Für den ihnen zu Grunde liegenden pathologischen Prozess, die Atherosklerose („Arterienverkalkung“), kennt man verschiedene allgemeine Risikofaktoren (Rauchen, Diabetes, Bewegungsmangel etc.), aber eine Abschätzung des individuellen Risikos ist schwierig. In der subklinischen Phase, d. h. vor Eintritt von Krankheitssymptomen, kann man atherosklerotische Veränderungen in den Halsschlagadern durch eine Ultraschalluntersuchung – ein einfaches und kostengünstiges Verfahren – nachweisen, die bisherige Methodik führt aber im Vergleich zur Betrachtung der allgemeinen Risikofaktoren nicht zu einer besseren individuellen Risikovorhersage. Allerdings lassen sich mit einer Ultraschalluntersuchung verschiedene Parameter erkennen, für die bisher kein gesicherter Zusammenhang mit dem Erkrankungsrisiko ermittelt wurde, so dass sie in die individuelle Risikobewertung nicht einfließen.
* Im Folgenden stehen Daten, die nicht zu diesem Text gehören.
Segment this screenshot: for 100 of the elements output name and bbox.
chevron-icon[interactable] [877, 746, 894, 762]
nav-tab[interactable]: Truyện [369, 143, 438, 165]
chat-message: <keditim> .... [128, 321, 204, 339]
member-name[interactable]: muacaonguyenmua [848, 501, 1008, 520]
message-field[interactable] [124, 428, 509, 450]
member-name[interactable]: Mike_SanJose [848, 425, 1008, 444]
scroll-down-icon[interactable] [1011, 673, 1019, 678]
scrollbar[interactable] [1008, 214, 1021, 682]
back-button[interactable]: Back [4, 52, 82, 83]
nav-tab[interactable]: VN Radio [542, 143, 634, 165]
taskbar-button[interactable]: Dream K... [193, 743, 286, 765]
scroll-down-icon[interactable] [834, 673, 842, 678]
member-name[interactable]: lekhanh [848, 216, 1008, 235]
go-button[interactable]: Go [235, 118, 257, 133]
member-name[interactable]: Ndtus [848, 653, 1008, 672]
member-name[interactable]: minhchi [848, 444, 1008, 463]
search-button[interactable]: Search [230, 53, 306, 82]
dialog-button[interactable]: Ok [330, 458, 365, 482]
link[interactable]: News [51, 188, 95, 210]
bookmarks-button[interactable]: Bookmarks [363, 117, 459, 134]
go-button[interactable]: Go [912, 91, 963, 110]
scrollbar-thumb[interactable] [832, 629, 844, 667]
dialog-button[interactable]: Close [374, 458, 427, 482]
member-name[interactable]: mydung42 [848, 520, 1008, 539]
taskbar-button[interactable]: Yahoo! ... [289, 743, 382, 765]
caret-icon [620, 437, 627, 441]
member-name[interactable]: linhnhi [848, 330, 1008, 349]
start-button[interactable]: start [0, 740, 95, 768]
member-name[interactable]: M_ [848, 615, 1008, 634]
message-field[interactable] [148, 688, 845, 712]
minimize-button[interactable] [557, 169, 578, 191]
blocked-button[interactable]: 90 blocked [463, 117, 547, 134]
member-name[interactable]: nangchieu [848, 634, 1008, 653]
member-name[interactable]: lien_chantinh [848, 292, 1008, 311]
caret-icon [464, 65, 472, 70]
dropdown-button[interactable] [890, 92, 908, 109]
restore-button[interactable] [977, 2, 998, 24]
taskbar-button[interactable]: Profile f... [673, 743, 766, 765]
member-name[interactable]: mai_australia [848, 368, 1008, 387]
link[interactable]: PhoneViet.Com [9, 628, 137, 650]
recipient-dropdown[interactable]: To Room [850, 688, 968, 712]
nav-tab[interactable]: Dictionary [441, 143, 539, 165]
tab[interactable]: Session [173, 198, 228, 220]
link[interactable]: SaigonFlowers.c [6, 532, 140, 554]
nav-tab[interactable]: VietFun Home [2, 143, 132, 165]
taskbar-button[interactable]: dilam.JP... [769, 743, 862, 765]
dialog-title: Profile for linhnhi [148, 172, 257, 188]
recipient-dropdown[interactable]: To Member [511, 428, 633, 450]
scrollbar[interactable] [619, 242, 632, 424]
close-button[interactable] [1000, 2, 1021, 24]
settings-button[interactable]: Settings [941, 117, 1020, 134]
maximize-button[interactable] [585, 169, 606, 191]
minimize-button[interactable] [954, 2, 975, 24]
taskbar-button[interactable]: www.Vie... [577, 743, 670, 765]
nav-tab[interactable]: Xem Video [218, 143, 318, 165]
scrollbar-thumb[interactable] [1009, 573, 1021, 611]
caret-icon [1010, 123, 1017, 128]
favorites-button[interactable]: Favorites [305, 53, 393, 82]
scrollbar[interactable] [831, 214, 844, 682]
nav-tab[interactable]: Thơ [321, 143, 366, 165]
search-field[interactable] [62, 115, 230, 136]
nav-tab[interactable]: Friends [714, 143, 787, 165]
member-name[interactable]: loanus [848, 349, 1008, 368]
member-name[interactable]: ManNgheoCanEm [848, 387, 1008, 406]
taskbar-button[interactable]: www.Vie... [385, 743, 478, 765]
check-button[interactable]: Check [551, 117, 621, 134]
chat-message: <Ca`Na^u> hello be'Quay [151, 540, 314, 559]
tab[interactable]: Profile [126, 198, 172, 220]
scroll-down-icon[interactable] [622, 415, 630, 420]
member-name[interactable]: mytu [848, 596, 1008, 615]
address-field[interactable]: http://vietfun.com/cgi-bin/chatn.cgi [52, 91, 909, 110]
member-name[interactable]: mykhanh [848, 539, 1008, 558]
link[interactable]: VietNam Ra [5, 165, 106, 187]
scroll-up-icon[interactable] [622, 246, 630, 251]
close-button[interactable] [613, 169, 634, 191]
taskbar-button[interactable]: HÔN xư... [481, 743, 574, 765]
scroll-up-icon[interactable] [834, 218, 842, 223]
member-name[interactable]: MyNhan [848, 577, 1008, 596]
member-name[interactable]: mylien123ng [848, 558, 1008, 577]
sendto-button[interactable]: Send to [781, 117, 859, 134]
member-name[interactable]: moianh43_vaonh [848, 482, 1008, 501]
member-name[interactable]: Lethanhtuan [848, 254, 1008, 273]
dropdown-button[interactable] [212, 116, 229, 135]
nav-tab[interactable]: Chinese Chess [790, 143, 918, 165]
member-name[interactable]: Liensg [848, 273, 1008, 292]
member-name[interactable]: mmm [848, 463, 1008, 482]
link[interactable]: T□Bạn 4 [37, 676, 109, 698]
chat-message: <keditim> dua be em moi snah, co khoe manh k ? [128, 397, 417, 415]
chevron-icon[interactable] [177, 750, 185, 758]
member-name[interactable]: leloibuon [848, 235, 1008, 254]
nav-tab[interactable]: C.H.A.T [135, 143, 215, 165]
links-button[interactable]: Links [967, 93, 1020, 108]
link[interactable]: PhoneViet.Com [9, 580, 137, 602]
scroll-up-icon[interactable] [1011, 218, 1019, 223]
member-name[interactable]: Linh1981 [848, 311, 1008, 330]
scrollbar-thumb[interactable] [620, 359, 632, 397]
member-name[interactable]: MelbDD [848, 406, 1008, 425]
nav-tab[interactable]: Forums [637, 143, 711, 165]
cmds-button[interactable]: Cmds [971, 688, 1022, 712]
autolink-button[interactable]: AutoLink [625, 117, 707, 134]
Mit dem Forschungsvorhaben verfolgt Dr. Georgakis das Ziel, auf der Grundlage von Ultraschallbildern der Halsarterien eine genauere individuelle Abschätzung des Risikos für Herz-Kreislauf-Erkrankungen zu ermöglichen, so dass gezieltere Vorbeugungsmaßnahmen ergriffen werden können. Dr. Georgakis steht eine Datenbank mit Ultraschallaufnahmen und Gesundheitsdaten von fast 50.000 Patientinnen und Patienten zur Verfügung. Ausgehend von diesem Material möchte Dr. Georgakis mit computergestützten Methoden der künstlichen Intelligenz sowie mit gentechnischen, humangenetischen und histologischen Verfahren folgende Fragen beantworten:
- Gibt es in den Ultraschallaufnahmen wiederkehrende Muster, die bisher übersehen wurden? Besteht ein Zusammenhang mit bestimmten Eigenschaften der betreffenden Patientinnen und Patienten?
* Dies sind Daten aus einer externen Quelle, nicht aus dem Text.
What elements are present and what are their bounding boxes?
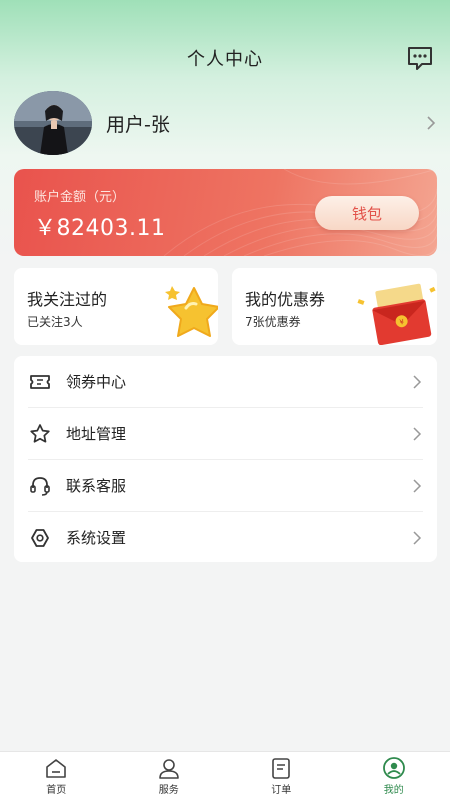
profile-row[interactable]: 用户-张 <box>14 90 438 156</box>
menu-label: 系统设置 <box>66 529 127 547</box>
page-title: 个人中心 <box>187 49 263 70</box>
tab-label: 首页 <box>46 784 67 796</box>
star-icon <box>165 286 218 337</box>
home-icon <box>46 758 67 778</box>
ticket-icon <box>30 374 50 389</box>
menu-label: 领券中心 <box>66 373 127 391</box>
coupon-tile[interactable]: 我的优惠券 7张优惠券 ¥ <box>232 268 437 345</box>
tab-label: 订单 <box>271 784 292 796</box>
tab-label: 我的 <box>383 784 404 796</box>
chevron-right-icon <box>413 478 422 493</box>
user-service-icon <box>158 758 179 779</box>
menu-item-settings[interactable]: 系统设置 <box>14 512 437 563</box>
menu-item-coupon-center[interactable]: 领券中心 <box>14 356 437 407</box>
settings-hexagon-icon <box>31 528 49 547</box>
chat-dots-icon[interactable] <box>406 45 434 71</box>
menu-item-address[interactable]: 地址管理 <box>14 408 437 459</box>
wallet-button[interactable]: 钱包 <box>315 196 419 230</box>
menu-list: 领券中心 地址管理 联系客服 系统设置 <box>14 356 437 562</box>
star-outline-icon <box>30 423 50 443</box>
balance-card: 账户金额（元） ￥82403.11 钱包 <box>14 169 437 256</box>
followed-title: 我关注过的 <box>27 290 108 309</box>
chevron-right-icon <box>427 116 436 130</box>
menu-item-customer-service[interactable]: 联系客服 <box>14 460 437 511</box>
chevron-right-icon <box>413 530 422 545</box>
profile-icon <box>382 756 405 779</box>
tab-service[interactable]: 服务 <box>113 752 226 800</box>
tab-orders[interactable]: 订单 <box>225 752 338 800</box>
username: 用户-张 <box>106 113 170 136</box>
chevron-right-icon <box>413 426 422 441</box>
chevron-right-icon <box>413 374 422 389</box>
tab-home[interactable]: 首页 <box>0 752 113 800</box>
balance-amount: ￥82403.11 <box>34 216 166 241</box>
avatar <box>14 91 92 155</box>
page-header: 个人中心 <box>0 36 450 80</box>
tab-label: 服务 <box>158 784 179 796</box>
menu-label: 地址管理 <box>66 425 127 443</box>
headset-icon <box>30 476 50 496</box>
menu-label: 联系客服 <box>66 477 127 495</box>
bottom-tab-bar: 首页 服务 订单 我的 <box>0 751 450 800</box>
coupon-count: 7张优惠券 <box>245 315 301 329</box>
followed-count: 已关注3人 <box>27 315 83 329</box>
order-list-icon <box>272 757 291 779</box>
coupon-title: 我的优惠券 <box>245 290 326 309</box>
tab-mine[interactable]: 我的 <box>338 752 450 800</box>
balance-label: 账户金额（元） <box>34 190 126 205</box>
coupon-envelope-icon: ¥ <box>357 283 436 345</box>
followed-tile[interactable]: 我关注过的 已关注3人 <box>14 268 218 345</box>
- Welcher Zusammenhang besteht zwischen den so gefundenen Mustern und dem weiteren Schicksal der Patientinnen und Patienten insbesondere im Hinblick auf das Auftreten von Herzinfarkt und Schlaganfall?
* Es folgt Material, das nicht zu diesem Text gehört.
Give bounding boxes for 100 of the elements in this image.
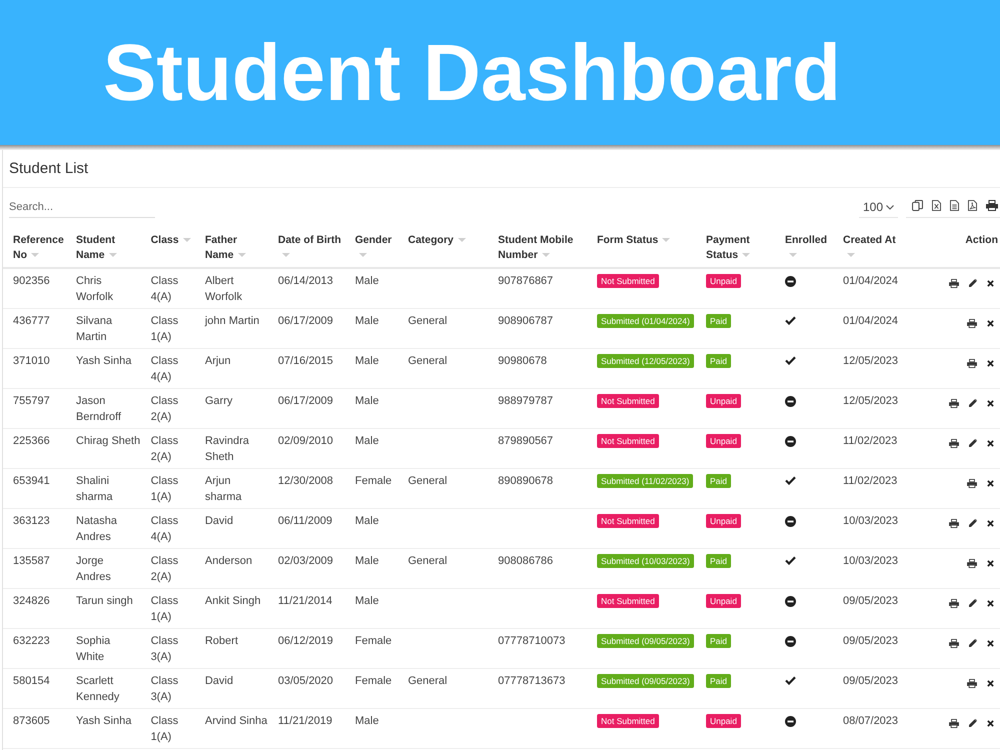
delete-icon[interactable]: [987, 680, 994, 687]
delete-icon[interactable]: [987, 280, 994, 287]
delete-icon[interactable]: [987, 720, 994, 727]
print-icon[interactable]: [949, 278, 959, 288]
table-cell: 07778713673: [488, 668, 587, 708]
table-cell: 09/05/2023: [832, 628, 903, 668]
column-header[interactable]: Payment Status: [696, 226, 775, 268]
column-header[interactable]: Form Status: [586, 226, 696, 268]
pencil-icon[interactable]: [969, 599, 977, 608]
pencil-icon[interactable]: [969, 519, 977, 528]
column-header[interactable]: Class: [140, 226, 195, 268]
form-status-badge: Submitted (01/04/2024): [596, 314, 694, 328]
payment-status-badge: Paid: [706, 474, 731, 488]
delete-icon[interactable]: [987, 520, 994, 527]
print-icon[interactable]: [967, 558, 977, 568]
table-cell: 653941: [3, 468, 66, 508]
document-icon[interactable]: [950, 200, 959, 211]
table-cell: 632223: [3, 628, 66, 668]
print-icon[interactable]: [949, 718, 959, 728]
table-cell: Garry: [194, 388, 268, 428]
excel-file-icon[interactable]: [932, 200, 941, 211]
page-size-select[interactable]: 100: [858, 200, 898, 218]
table-cell: 07778710073: [488, 628, 587, 668]
print-icon[interactable]: [949, 518, 959, 528]
column-header[interactable]: Student Mobile Number: [488, 226, 587, 268]
column-header[interactable]: Created At: [832, 226, 903, 268]
payment-status-badge: Paid: [706, 634, 731, 648]
column-header: Action: [902, 226, 1000, 268]
form-status-badge: Submitted (09/05/2023): [596, 674, 694, 688]
column-header[interactable]: Father Name: [194, 226, 268, 268]
table-cell: Class 2(A): [140, 388, 195, 428]
pencil-icon[interactable]: [969, 439, 977, 448]
table-cell: General: [398, 348, 488, 388]
column-header[interactable]: Gender: [344, 226, 398, 268]
print-icon[interactable]: [967, 678, 977, 688]
print-icon[interactable]: [967, 358, 977, 368]
form-status-badge: Not Submitted: [596, 514, 659, 528]
table-cell: 363123: [3, 508, 66, 548]
form-status-badge: Not Submitted: [596, 594, 659, 608]
table-cell: Male: [344, 268, 398, 308]
delete-icon[interactable]: [987, 360, 994, 367]
table-cell: Male: [344, 508, 398, 548]
pencil-icon[interactable]: [969, 399, 977, 408]
column-header[interactable]: Student Name: [66, 226, 141, 268]
delete-icon[interactable]: [987, 600, 994, 607]
form-status-badge: Submitted (11/02/2023): [596, 474, 694, 488]
pencil-icon[interactable]: [969, 719, 977, 728]
table-cell: Chirag Sheth: [66, 428, 141, 468]
table-cell: 06/12/2019: [268, 628, 345, 668]
column-header[interactable]: Category: [398, 226, 488, 268]
table-cell: Female: [344, 668, 398, 708]
table-cell: 03/05/2020: [268, 668, 345, 708]
table-cell: Male: [344, 348, 398, 388]
column-header[interactable]: Enrolled: [774, 226, 833, 268]
print-icon[interactable]: [949, 398, 959, 408]
table-cell: Arjun sharma: [194, 468, 268, 508]
table-cell: 879890567: [488, 428, 587, 468]
table-cell: Jorge Andres: [66, 548, 141, 588]
print-icon[interactable]: [949, 638, 959, 648]
column-header[interactable]: Reference No: [3, 226, 66, 268]
form-status-badge: Submitted (10/03/2023): [596, 554, 694, 568]
table-cell: 09/05/2023: [832, 668, 903, 708]
form-status-badge: Submitted (09/05/2023): [596, 634, 694, 648]
table-cell: Class 4(A): [140, 508, 195, 548]
payment-status-badge: Unpaid: [706, 594, 741, 608]
table-cell: Female: [344, 468, 398, 508]
print-icon[interactable]: [967, 478, 977, 488]
table-cell: Class 1(A): [140, 588, 195, 628]
pencil-icon[interactable]: [969, 279, 977, 288]
table-cell: 11/21/2019: [268, 708, 345, 748]
table-cell: Male: [344, 548, 398, 588]
print-icon[interactable]: [949, 438, 959, 448]
table-cell: 09/05/2023: [832, 588, 903, 628]
print-icon[interactable]: [986, 200, 998, 211]
table-cell: 988979787: [488, 388, 587, 428]
table-cell: Arjun: [194, 348, 268, 388]
table-cell: 902356: [3, 268, 66, 308]
copy-icon[interactable]: [912, 200, 923, 211]
print-icon[interactable]: [949, 598, 959, 608]
table-cell: 12/05/2023: [832, 348, 903, 388]
delete-icon[interactable]: [987, 400, 994, 407]
delete-icon[interactable]: [987, 440, 994, 447]
payment-status-badge: Unpaid: [706, 714, 741, 728]
delete-icon[interactable]: [987, 560, 994, 567]
search-field[interactable]: Search...: [9, 197, 155, 218]
delete-icon[interactable]: [987, 320, 994, 327]
table-cell: john Martin: [194, 308, 268, 348]
table-cell: Male: [344, 708, 398, 748]
table-cell: 08/07/2023: [832, 708, 903, 748]
pencil-icon[interactable]: [969, 639, 977, 648]
card-title: Student List: [9, 160, 88, 177]
delete-icon[interactable]: [987, 640, 994, 647]
print-icon[interactable]: [967, 318, 977, 328]
delete-icon[interactable]: [987, 480, 994, 487]
table-cell: Class 1(A): [140, 308, 195, 348]
table-cell: 06/11/2009: [268, 508, 345, 548]
table-cell: 225366: [3, 428, 66, 468]
column-header[interactable]: Date of Birth: [268, 226, 345, 268]
pdf-file-icon[interactable]: [968, 200, 977, 211]
table-cell: 06/14/2013: [268, 268, 345, 308]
- Besteht ein Zusammenhang zwischen den beobachteten Mustern und bestimmten Kombinationen von Genvarianten?
- Besteht ein Zusammenhang zwischen bestimmten Genkombinationen und dem Erscheinungsbild der atherosklerotischen Veränderungen im Gewebe der Blutgefäße?
Insgesamt möchte Dr. Georgakis mit den Arbeiten eine gezieltere, individualisierte Vorbeugung von Herz-Kreislauf-Erkrankungen ermöglichen und die Voraussetzungen für die weitere Erforschung individueller Risikofaktoren schaffen.